MPNST of the abdominal wall in a patient with lynch syndrome: A case report of a rare presentation and unique association

Anis Hasnaoui; Salma Kacem; Imen Sassi; Fakhreddine Ben Abdallah; Sondes El Guesmi

doi:10.1016/j.ijscr.2023.108677

. 2023 Aug 18;110:108677. doi: 10.1016/j.ijscr.2023.108677

MPNST of the abdominal wall in a patient with lynch syndrome: A case report of a rare presentation and unique association

Anis Hasnaoui ^a,^b,^⁎, Salma Kacem ^c, Imen Sassi ^c, Fakhreddine Ben Abdallah ^d, Sondes El Guesmi ^e

PMCID: PMC10445449 PMID: 37603917

Abstract

Introduction

The abdominal wall is an extremely rare location for malignant peripheral nerve sheath tumors (MPNSTs).
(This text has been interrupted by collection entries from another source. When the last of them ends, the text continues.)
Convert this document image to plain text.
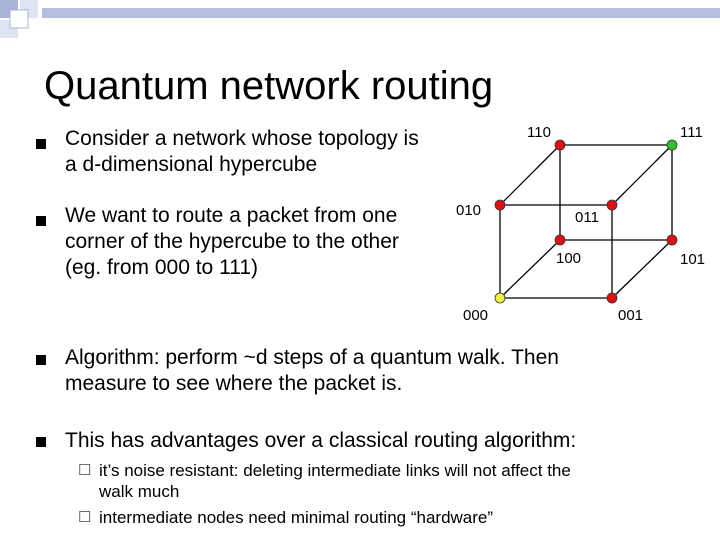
Quantum network routing
Consider a network whose topology is
a d-dimensional hypercube
We want to route a packet from one
corner of the hypercube to the other
(eg. from 000 to 111)
Algorithm: perform ~d steps of a quantum walk. Then
measure to see where the packet is.
This has advantages over a classical routing algorithm:
☐ it’s noise resistant: deleting intermediate links will not affect the
walk much
☐ intermediate nodes need minimal routing “hardware”
110	111
010	011
100	101
000	001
Besides presenting a rare location of MPNST, the peculiarity of our case lies in its association with Lynch syndrome, which is to our knowledge the first reported case of its kind.

Presentation of case

We present a case report of a 39-year-old male with a personal history of colonic cancer. Genetic counseling revealed Lynch syndrome with a heterozygous germline mutation in MLH1. Nine years after the right hemicolectomy, the patient presented with an asymptomatic lump in the abdominal wall. CT imaging showed a 3 cm mass in the aponeurosis of the right external oblique muscle. The patient underwent successful resection of the parietal tumor. Pathological examination revealed an MPNST. No additional treatment was warranted, and the patient exhibited no signs of relapse during the six months following the surgery.

Discussion

MPNSTs of the anterior abdominal wall are extremely rare and challenging. Some studies have investigated the presence of mismatch repair (MMR) deficiency in patients with sarcomas. Our case consolidates the hypothesis of an association between sarcomas and Lynch syndrome, which raises the question of the efficacy of immune checkpoint inhibitor therapy in these cases where treatment options remain limited.

Conclusion

It is essential to have a deep understanding of the growth patterns of MPNSTs in the context of syndromes that predispose individuals to tumors, like Lynch syndrome. This knowledge is crucial for accurately predicting patient outcomes and developing appropriate plans for monitoring and treatment.

Keywords: Sarcoma, Malignant peripheral nerve sheath tumors, Lynch syndrome, MLH1, Case report

Highlights

•
The abdominal wall is a rare location of MPNST.
•
First reported association of an MPNST with Lynch syndrome
•
Sarcomas could be a rare manifestation of mismatch repair deficiency.

1. Introduction

Schwannomas are usually benign tumors with rare cases of malignant transformation. Malignant schwannomas are now called malignant peripheral nerve sheath tumors (MPNSTs) [1]. The term “malignant schwannoma” has become outdated following the implementation of the new classification system introduced by the World Health Organization (WHO) in 2021 [2]. MPNSTs represent approximately 10 % of all soft tissue sarcomas and are found in 4 % of patients with neurofibromatosis type 1 [3]. MPNSTs most commonly occur in the deep soft tissues, usually close to a nerve trunk. The most common sites are the sciatic nerves, brachial plexus, and sacral plexus. The abdominal wall is an extremely rare location for these tumors. Primary abdominal wall sarcomas account for less than 5 % of cases [4]. Besides presenting a rare location of an MPNST, the peculiarity of our case lies in its association with Lynch syndrome, which is to our knowledge the first reported case of its kind. This work has been reported in line with the SCARE criteria [5].

2. Presentation of case

We present a case report of a 39-year-old male with a family history fulfilling Amsterdam 2 criteria for clinical diagnosis of hereditary nonpolyposis colorectal cancer (Lynch syndrome) (Fig. 1), and personal history of colonic cancer.

Fig. 1 — Family pedigree. Proband indicated with a black arrowhead.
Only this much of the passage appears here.